Bu yolculukta, Ayşenur Arslan’a göre, Türkiye’nin birinci konumdaki partisi CHP’nin de bitirilmeye çalışıldığı ortada. İstanbul iddianamesi henüz yazılamamışken, gündeme "İzmir iddialarının" atıldığını dile getiren Arslan, aralarında eski başkan Tunç Soyer’in de bulunduğu çok sayıda ismin gözaltına alındığını belirtiyor. Arslan, trollerin anında "İzmir iddialarının arkasında mevcut başkan Cemil Tugay varmış" fısıltısını yaydığını, ancak Tugay’ın bunu anında yalanladığını aktarıyor. Bu gelişmelerin, tam da İmamoğlu’nun tutukluluğunun 100. gününe ve "mutlak butlan davasının hemen ertesine" denk gelmesi, Arslan tarafından "ne tesadüf değil mi?" sorusuyla ironik bir şekilde vurgulanıyor.
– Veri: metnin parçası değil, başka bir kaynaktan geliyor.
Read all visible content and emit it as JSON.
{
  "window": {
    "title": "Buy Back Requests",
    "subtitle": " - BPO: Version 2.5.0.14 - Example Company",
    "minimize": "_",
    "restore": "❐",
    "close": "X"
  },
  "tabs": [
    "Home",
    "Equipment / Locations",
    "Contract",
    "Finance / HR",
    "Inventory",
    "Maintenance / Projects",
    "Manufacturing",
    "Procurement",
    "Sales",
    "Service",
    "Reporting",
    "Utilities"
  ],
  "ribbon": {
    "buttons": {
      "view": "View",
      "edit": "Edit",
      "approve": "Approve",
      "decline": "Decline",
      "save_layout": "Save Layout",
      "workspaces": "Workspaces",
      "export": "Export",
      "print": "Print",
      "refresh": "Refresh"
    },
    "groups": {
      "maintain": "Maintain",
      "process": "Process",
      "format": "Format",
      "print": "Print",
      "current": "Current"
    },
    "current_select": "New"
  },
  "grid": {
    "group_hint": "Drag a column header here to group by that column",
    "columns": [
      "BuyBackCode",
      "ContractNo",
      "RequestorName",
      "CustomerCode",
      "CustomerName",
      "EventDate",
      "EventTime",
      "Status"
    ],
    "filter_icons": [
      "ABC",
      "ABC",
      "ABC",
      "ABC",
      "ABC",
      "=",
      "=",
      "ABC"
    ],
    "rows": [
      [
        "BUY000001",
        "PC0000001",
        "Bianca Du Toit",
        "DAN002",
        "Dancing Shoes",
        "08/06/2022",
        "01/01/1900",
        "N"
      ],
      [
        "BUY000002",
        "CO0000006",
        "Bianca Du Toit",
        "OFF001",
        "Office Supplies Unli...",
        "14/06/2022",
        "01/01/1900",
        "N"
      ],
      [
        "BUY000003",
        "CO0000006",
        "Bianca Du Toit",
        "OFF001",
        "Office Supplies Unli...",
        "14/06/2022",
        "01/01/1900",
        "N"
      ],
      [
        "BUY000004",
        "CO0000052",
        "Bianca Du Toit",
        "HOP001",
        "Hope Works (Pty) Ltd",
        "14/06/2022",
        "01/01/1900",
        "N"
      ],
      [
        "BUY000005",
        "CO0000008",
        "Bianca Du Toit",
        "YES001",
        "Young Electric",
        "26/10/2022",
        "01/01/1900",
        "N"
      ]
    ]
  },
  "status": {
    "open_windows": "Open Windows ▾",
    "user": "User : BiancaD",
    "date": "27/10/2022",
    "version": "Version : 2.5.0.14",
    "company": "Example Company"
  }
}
Tüm bu olaylar zinciri, memleket hayatının "acımasız bir gücün elinde un ufak olup gittiği" izlenimini yaratıyor.

Evet, tablo iç karartıcı, zulüm gittikçe koyulaşıyor ve biz gazeteciler bu karanlıkta sayıca pek azaldık, Halk TV bile "büyük gözaltı halinde" yaşıyor. Ancak Ayşenur Arslan’ın yazısının içindeki asıl fısıltı, asıl umut kıvılcımı tam da burada yanıyor: Bu memleketten başka gidecek yerimiz yok! En önemlisi de, artık %60’larla ifade edilen "saray karşıtı halkı" gönderebilecekleri bir yerin de olmaması. Arslan, "Biz kıvançta tasada ele buradayız" derken, Mustafa Kemal’in Anadolu parçalanırken kaçmak yerine savaşıp kazandığını, bizi bugünkü Afganistan yerine Atatürk Türkiye’sinde yaşatmasının bir borç olduğunu hatırlatıyor. Özgür Özel’in bir mitingde okuduğu şiirdeki gibi, "bin kez budadılar körpe dallarımızı, bin kez kırdılar, yine çiçekteyiz!" sözleriyle son bulan bu sarsıcı makale, hapisteki herkesi, adalet arayanları ve özgürlük bekleyenleri kucaklıyor. İşte bu sarsılmaz direniş ruhu, tüm kumpas bombalarına, tüm çelik bariyerlere rağmen Türkiye’nin en derin gerçeği olmaya devam ediyor!